The lawsuit against HendrixLicensing.com begin as a trademark dispute, but after Washington amended its law in 2008 so that dead celebrities could enjoy more generous publicity rights in the state, the defendant asked for a court order that declared that Hendrix’ publicity rights weren’t applicable to the dispute.
Washington is one of about 20 states that grant individuals generous publicity rights protections. Celebrities and their estates have taken advantage of such friendly jurisdictions by filing lawsuits there to stop exploitation of their names, likenesses, voices, mannerisms, images, gestures, signatures, and more. The heavy litigation on this front against publishers, studios, websites, and others has come under scrutiny of late for fear it may be interfering with free speech, and as the defendant argued in the Hendrix case, that it might be stifling innovation.

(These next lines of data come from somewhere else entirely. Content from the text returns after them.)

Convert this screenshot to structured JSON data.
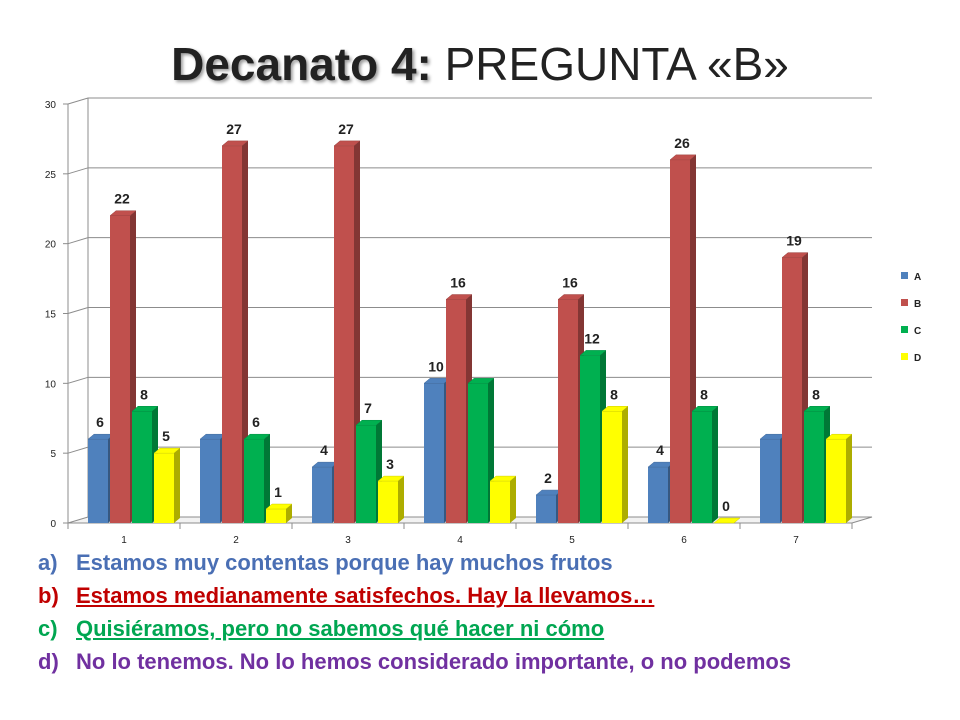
{
  "title": {
    "bold": "Decanato 4:",
    "rest": "PREGUNTA «B»"
  },
  "chart_data": {
    "type": "bar",
    "categories": [
      "1",
      "2",
      "3",
      "4",
      "5",
      "6",
      "7"
    ],
    "series": [
      {
        "name": "A",
        "color": "#4f81bd",
        "values": [
          6,
          6,
          4,
          10,
          2,
          4,
          6
        ]
      },
      {
        "name": "B",
        "color": "#c0504d",
        "values": [
          22,
          27,
          27,
          16,
          16,
          26,
          19
        ]
      },
      {
        "name": "C",
        "color": "#00b050",
        "values": [
          8,
          6,
          7,
          10,
          12,
          8,
          8
        ]
      },
      {
        "name": "D",
        "color": "#ffff00",
        "values": [
          5,
          1,
          3,
          3,
          8,
          0,
          6
        ]
      }
    ],
    "ylim": [
      0,
      30
    ],
    "yticks": [
      0,
      5,
      10,
      15,
      20,
      25,
      30
    ],
    "grid": true,
    "legend": "right",
    "style": "3d-clustered-column",
    "data_labels": true,
    "hidden_labels": [
      "1-0",
      "3-2",
      "3-3",
      "6-0",
      "6-3"
    ]
  },
  "answers": [
    {
      "letter": "a)",
      "text": "Estamos muy contentas porque hay muchos frutos",
      "color": "#4a6fb4"
    },
    {
      "letter": "b)",
      "text": "Estamos medianamente satisfechos. Hay la llevamos…",
      "color": "#c00000"
    },
    {
      "letter": "c)",
      "text": "Quisiéramos, pero no sabemos qué hacer ni cómo",
      "color": "#00a651"
    },
    {
      "letter": "d)",
      "text": "No lo tenemos. No lo hemos considerado importante, o no podemos",
      "color": "#7030a0"
    }
  ]
}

In his decision, Judge Zilly takes a look at the history of the Washington Publicity Rights Act, which was first passed in 1998. After an earlier decision found that Hendrix’ publicity rights didn’t descend to his father and sole heir, Al Hendrix, since he didn’t reside in Washington at the time of his death, Washington amended its publicity rights law by specifically granting dead celebrities publicity rights retroactively. That ensured that the intellectual property was transferred from a deceased celebrity to his heirs, allowing estates to sue over port-mortem rights regardless of where the celebrity had lived.
Now, Judge Zilly has taken a stand against this last part, ruling for HendrixLicensing.com, finding on summary judgement that the Washington Publicity Rights Act violates the due process and full faith credit clauses of the U.S. Constitution by allowing non-domiciled celebrities to essentially forum-shop. The judge also dismissed the other trademark allegations against HendrixLicensing.com.